The claimant was injured August 31, 1926, being struck in the forehead by a flying piece of metal. It cut a gash in his head which bled freely and, it is said, caused a slight transverse fracture, of which no sign or indentation now remains. He was treated at a hospital and had pain, headaches and tremor of the hands.
There is no question that the claimant was temporarily disabled. The carrier paid compensation for four weeks and then discontinued the payments. The attending physician reported on October seventh that the claimant was not in need of further medical or surgical attention and was able to resume work. The claimant *209did resume work subsequently but not at his regular occupation as a fireman. He took a watchman’s job at lower wages. His claim is that he has dizzy spells and headaches and gets nervous; and that he is unable to work at his usual vocation. He attributes his present condition to the former injury. In the award it is found that “ because of the said accidental injuries sustained by the claimant herein and the consequences naturally and unavoidably flowing therefrom, said William J. McLaughlin was totally disabled from September 1, 1926, to September 8, 1926, and partially disabled from October 6, 1926, to March 9, 1927, on which latter date he was still partially disabled.” An award for reduced earnings has been made for the period from October 6, 1926, to March 9, 1927, and the claim is continued for further hearing.

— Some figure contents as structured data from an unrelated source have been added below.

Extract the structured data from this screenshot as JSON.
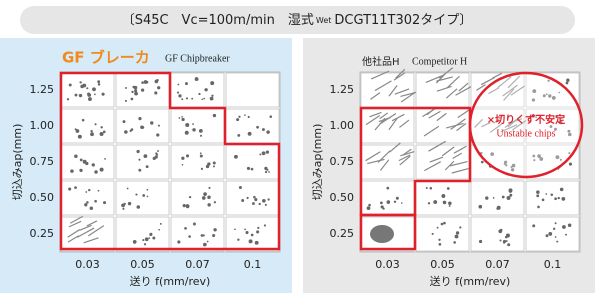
{
  "header": {
    "prefix": "〔S45C　Vc=100m/min　湿式",
    "wet": "Wet",
    "suffix": "DCGT11T302タイプ〕"
  },
  "panels": [
    {
      "title": "GF ブレーカ",
      "subtitle": "GF Chipbreaker",
      "y_axis": {
        "title": "切込みap(mm)",
        "ticks": [
          "1.25",
          "1.00",
          "0.75",
          "0.50",
          "0.25"
        ]
      },
      "x_axis": {
        "title": "送り f(mm/rev)",
        "ticks": [
          "0.03",
          "0.05",
          "0.07",
          "0.1"
        ]
      }
    },
    {
      "title": "他社品H",
      "subtitle": "Competitor H",
      "y_axis": {
        "title": "切込みap(mm)",
        "ticks": [
          "1.25",
          "1.00",
          "0.75",
          "0.50",
          "0.25"
        ]
      },
      "x_axis": {
        "title": "送り f(mm/rev)",
        "ticks": [
          "0.03",
          "0.05",
          "0.07",
          "0.1"
        ]
      },
      "annotation": {
        "text": "×切りくず不安定",
        "subtitle": "Unstable chips"
      }
    }
  ]
}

The appellants challenge the award on the ground that no causal connection was shown between the injury and the reduced earning power claimed and found.
The claimant was sixty-two years of age at the time of the injury. There was some testimony indicating that the ailments from which it is claimed he was suffering might have been due to drinking rather than to the accident. The injury itself was not sufficiently serious so that the consequences claimed would inevitably follow. It then became important to establish the relation between the injury and the physical ailments asserted by claimant. His symptoms were practically all subjective and bis claims concerning them were somewhat vague and indefinite. It was a question which required the aid of medical skill in its solution.
The only evidence connecting the claimant’s disability with the injury which we are able to find by a careful search of the record, is that of Dr. Lewy who first examined the claimant on March 8, 1927. He recites the complaints of claimant but the physical examination disclosed nothing objective except “ a distinct tremor of the upper extremities.” He then says: “ Considering the age of the claimant, an injury to his head as described can be a contributing factor to the headache and vertigo which he complains of.”
We think this falls short of a definite opinion on the vital issue of causation. It is essentially speculative and conjectural. The question to be determined was not whether one of several possible causes could contribute to an existing physical condition, but what actually in all probability did cause it. The opinion of the medical witness was admissible to aid the triers of the fact if he could give it with reasonable certainty.
The modern rule relative to opinion evidence is liberal, but in doubtful cases there must be more than possibility of result if *210weight and credit are to be given the opinion of a medical expert. (Gehl v. Bachmann-Bechtel Brewing Co., 156 App. Div. 51,54; Carolan v. Hoe & Co., 214 id. 356, 358.) While no special form of words is required in framing the question, the answer must disclose that in the mind of the witness there exists a reasonable certainty that a given condition or result has occurred or will probably occur from the original injury or ailment. (Turner v. City of Newburgh, 109 N. Y. 301, 308, 309; Griswold v. New York Central, etc., R. R. Co., 115 id. 61, 64; Knoll v. Third Ave. R. R. Co., 46 App. Div. 527, 529; affd., 168 N. Y. 592; Kidney v. Gray, 154 App. Div. 193; Pincus v. Schlechter, 167 id. 361.)
If there had been other evidence pointing strongly toward the claimed grounds of causation, we could overlook the deficiency in the evidence quoted. (Workmen’s Compensation Law, § 118; Walden v. City of Jamestown, 79 App. Div. 433; affd., 178 N. Y. 213; Christastie v. Elmira W., L. & R. R. Co., 202 App. Div. 270.) But here the probative value of the testimony is so slight that it cannot be regarded as possessing sufficient weight to establish the necessary relation between the injury and the disability asserted. (Matter of Nazzaro v. Angelilli, 217 App. Div. 415, 417; Matter of Hallock, 214 id. 323, 327.)
The award should be reversed and the matter remitted to the State Industrial Board for further proof, with costs against the State Industrial Board to abide the event.
Whitmyer and Hill, JJ., concur; Van Kirk, P. J., dissents, with a memorandum, in which Hinman J., concurs.